Spooky Action is an exploration of the way in which the controlled and calibrated interactions of several fields of effects, overlaid one upon another and allowed to alternately constructively reinforce or destructively interfere, can generate architecturally, programmatically, and qualitatively differentiated spaces. These fields of effects each have an origin and functional definition in relation to the building site; the sum of their interactions on the form of the building, a new library annex for Boston’s Museum of Fine Arts, is a source of continuous and unpredictable novelty, demanding a combination of analytical and subjective form-finding in its use as a tool of architectural design.

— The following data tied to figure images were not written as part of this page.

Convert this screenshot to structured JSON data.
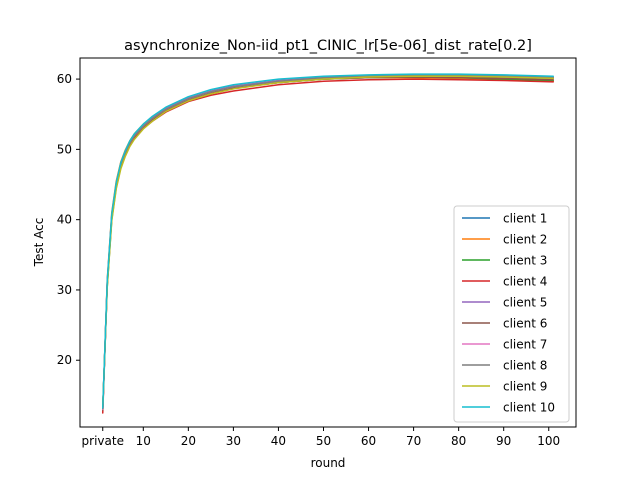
{
  "chart_data": {
    "type": "line",
    "title": "asynchronize_Non-iid_pt1_CINIC_lr[5e-06]_dist_rate[0.2]",
    "xlabel": "round",
    "ylabel": "Test Acc",
    "xlim": [
      -4.05,
      106.05
    ],
    "ylim": [
      10.5,
      63.0
    ],
    "xticks": [
      {
        "value": 1,
        "label": "private"
      },
      {
        "value": 10,
        "label": "10"
      },
      {
        "value": 20,
        "label": "20"
      },
      {
        "value": 30,
        "label": "30"
      },
      {
        "value": 40,
        "label": "40"
      },
      {
        "value": 50,
        "label": "50"
      },
      {
        "value": 60,
        "label": "60"
      },
      {
        "value": 70,
        "label": "70"
      },
      {
        "value": 80,
        "label": "80"
      },
      {
        "value": 90,
        "label": "90"
      },
      {
        "value": 100,
        "label": "100"
      }
    ],
    "yticks": [
      20,
      30,
      40,
      50,
      60
    ],
    "grid": false,
    "legend_position": "lower-right",
    "x": [
      1,
      2,
      3,
      4,
      5,
      6,
      7,
      8,
      10,
      12,
      15,
      20,
      25,
      30,
      40,
      50,
      60,
      70,
      80,
      90,
      101
    ],
    "series": [
      {
        "name": "client 1",
        "color": "#1f77b4",
        "values": [
          13.0,
          31.0,
          40.5,
          45.0,
          47.8,
          49.5,
          50.9,
          51.9,
          53.3,
          54.4,
          55.7,
          57.2,
          58.2,
          58.9,
          59.7,
          60.2,
          60.4,
          60.5,
          60.4,
          60.3,
          60.1
        ]
      },
      {
        "name": "client 2",
        "color": "#ff7f0e",
        "values": [
          12.8,
          31.5,
          41.0,
          45.5,
          48.2,
          49.9,
          51.2,
          52.2,
          53.6,
          54.6,
          55.9,
          57.3,
          58.2,
          58.8,
          59.6,
          60.0,
          60.2,
          60.2,
          60.1,
          59.9,
          59.7
        ]
      },
      {
        "name": "client 3",
        "color": "#2ca02c",
        "values": [
          13.2,
          30.5,
          40.0,
          44.6,
          47.4,
          49.2,
          50.6,
          51.6,
          53.1,
          54.2,
          55.5,
          57.0,
          58.0,
          58.7,
          59.5,
          60.0,
          60.2,
          60.3,
          60.2,
          60.0,
          59.8
        ]
      },
      {
        "name": "client 4",
        "color": "#d62728",
        "values": [
          12.5,
          30.8,
          40.3,
          44.9,
          47.6,
          49.4,
          50.7,
          51.7,
          53.0,
          54.0,
          55.3,
          56.8,
          57.7,
          58.3,
          59.2,
          59.7,
          59.9,
          60.0,
          59.9,
          59.8,
          59.6
        ]
      },
      {
        "name": "client 5",
        "color": "#9467bd",
        "values": [
          13.1,
          31.2,
          40.6,
          45.1,
          47.9,
          49.6,
          51.0,
          52.0,
          53.4,
          54.5,
          55.8,
          57.3,
          58.3,
          59.0,
          59.8,
          60.3,
          60.5,
          60.6,
          60.6,
          60.5,
          60.3
        ]
      },
      {
        "name": "client 6",
        "color": "#8c564b",
        "values": [
          12.9,
          30.9,
          40.4,
          45.0,
          47.7,
          49.5,
          50.8,
          51.8,
          53.2,
          54.3,
          55.6,
          57.1,
          58.0,
          58.7,
          59.5,
          60.0,
          60.2,
          60.3,
          60.2,
          60.1,
          59.9
        ]
      },
      {
        "name": "client 7",
        "color": "#e377c2",
        "values": [
          13.0,
          31.1,
          40.5,
          45.1,
          47.8,
          49.6,
          50.9,
          51.9,
          53.3,
          54.4,
          55.7,
          57.2,
          58.2,
          58.9,
          59.7,
          60.2,
          60.4,
          60.5,
          60.5,
          60.4,
          60.2
        ]
      },
      {
        "name": "client 8",
        "color": "#7f7f7f",
        "values": [
          13.1,
          31.0,
          40.4,
          45.0,
          47.8,
          49.5,
          50.9,
          51.9,
          53.3,
          54.4,
          55.7,
          57.2,
          58.2,
          58.9,
          59.7,
          60.2,
          60.4,
          60.5,
          60.5,
          60.4,
          60.2
        ]
      },
      {
        "name": "client 9",
        "color": "#bcbd22",
        "values": [
          13.3,
          30.4,
          39.8,
          44.4,
          47.2,
          49.0,
          50.4,
          51.4,
          52.9,
          54.0,
          55.4,
          56.9,
          57.9,
          58.6,
          59.5,
          60.0,
          60.3,
          60.4,
          60.4,
          60.3,
          60.1
        ]
      },
      {
        "name": "client 10",
        "color": "#17becf",
        "values": [
          13.2,
          31.3,
          40.8,
          45.3,
          48.1,
          49.8,
          51.2,
          52.2,
          53.6,
          54.7,
          56.0,
          57.5,
          58.5,
          59.2,
          60.0,
          60.4,
          60.6,
          60.7,
          60.7,
          60.6,
          60.4
        ]
      }
    ]
  }
}
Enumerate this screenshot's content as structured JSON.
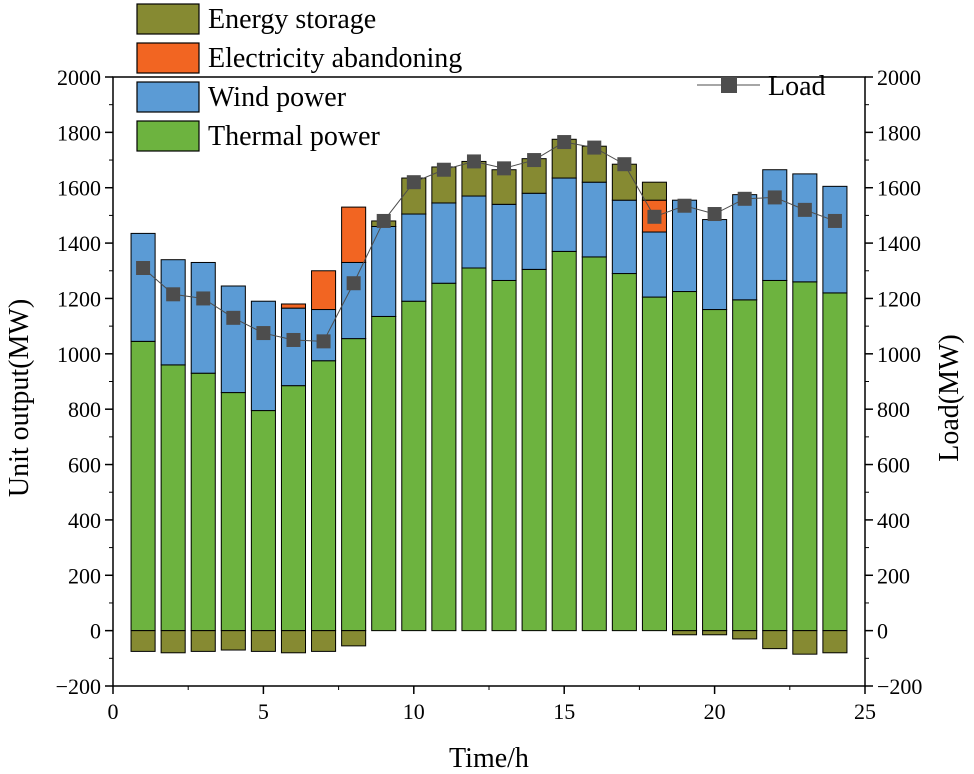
{
  "chart_data": {
    "type": "bar",
    "subtype": "stacked-bar-with-line",
    "x": [
      1,
      2,
      3,
      4,
      5,
      6,
      7,
      8,
      9,
      10,
      11,
      12,
      13,
      14,
      15,
      16,
      17,
      18,
      19,
      20,
      21,
      22,
      23,
      24
    ],
    "series": [
      {
        "name": "Thermal power",
        "color": "#6db33f",
        "values": [
          1045,
          960,
          930,
          860,
          795,
          885,
          975,
          1055,
          1135,
          1190,
          1255,
          1310,
          1265,
          1305,
          1370,
          1350,
          1290,
          1205,
          1225,
          1160,
          1195,
          1265,
          1260,
          1220
        ]
      },
      {
        "name": "Wind power",
        "color": "#5b9bd5",
        "values": [
          390,
          380,
          400,
          385,
          395,
          280,
          185,
          275,
          325,
          315,
          290,
          260,
          275,
          275,
          265,
          270,
          265,
          235,
          330,
          325,
          380,
          400,
          390,
          385
        ]
      },
      {
        "name": "Electricity abandoning",
        "color": "#f26522",
        "values": [
          0,
          0,
          0,
          0,
          0,
          15,
          140,
          200,
          0,
          0,
          0,
          0,
          0,
          0,
          0,
          0,
          0,
          115,
          0,
          0,
          0,
          0,
          0,
          0
        ]
      },
      {
        "name": "Energy storage",
        "color": "#868a32",
        "values": [
          -75,
          -80,
          -75,
          -70,
          -75,
          -80,
          -75,
          -55,
          20,
          130,
          130,
          125,
          125,
          125,
          140,
          130,
          130,
          65,
          -15,
          -15,
          -30,
          -65,
          -85,
          -80
        ]
      }
    ],
    "line": {
      "name": "Load",
      "color": "#4d4d4d",
      "values": [
        1310,
        1215,
        1200,
        1130,
        1075,
        1050,
        1045,
        1255,
        1480,
        1620,
        1665,
        1695,
        1670,
        1700,
        1765,
        1745,
        1685,
        1495,
        1535,
        1505,
        1560,
        1565,
        1520,
        1480
      ]
    },
    "title": "",
    "xlabel": "Time/h",
    "ylabel": "Unit output(MW)",
    "y2label": "Load(MW)",
    "xlim": [
      0,
      25
    ],
    "ylim": [
      -200,
      2000
    ],
    "y2lim": [
      -200,
      2000
    ],
    "xticks": [
      "0",
      "5",
      "10",
      "15",
      "20",
      "25"
    ],
    "yticks": [
      "−200",
      "0",
      "200",
      "400",
      "600",
      "800",
      "1000",
      "1200",
      "1400",
      "1600",
      "1800",
      "2000"
    ],
    "y2ticks": [
      "−200",
      "0",
      "200",
      "400",
      "600",
      "800",
      "1000",
      "1200",
      "1400",
      "1600",
      "1800",
      "2000"
    ],
    "legend_left": [
      "Energy storage",
      "Electricity abandoning",
      "Wind power",
      "Thermal power"
    ],
    "legend_right": "Load",
    "legend_placement": "top-left and top-right"
  }
}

Spooky Action also posits the building not as a standalone instantiation of Architecture, but as the privileged locus of extant social, political, cultural, economic, and material networks at which matters come to a head, as it were. The fields that generate the new annex are continuous and infinite. However, as their influence dissipates and become but noise with distance from their respective origins, their generative power must eventually give over to the other competing fields and forces of site—the urban, and perhaps the natural as well.
Geometry generated with Grasshopper and Python.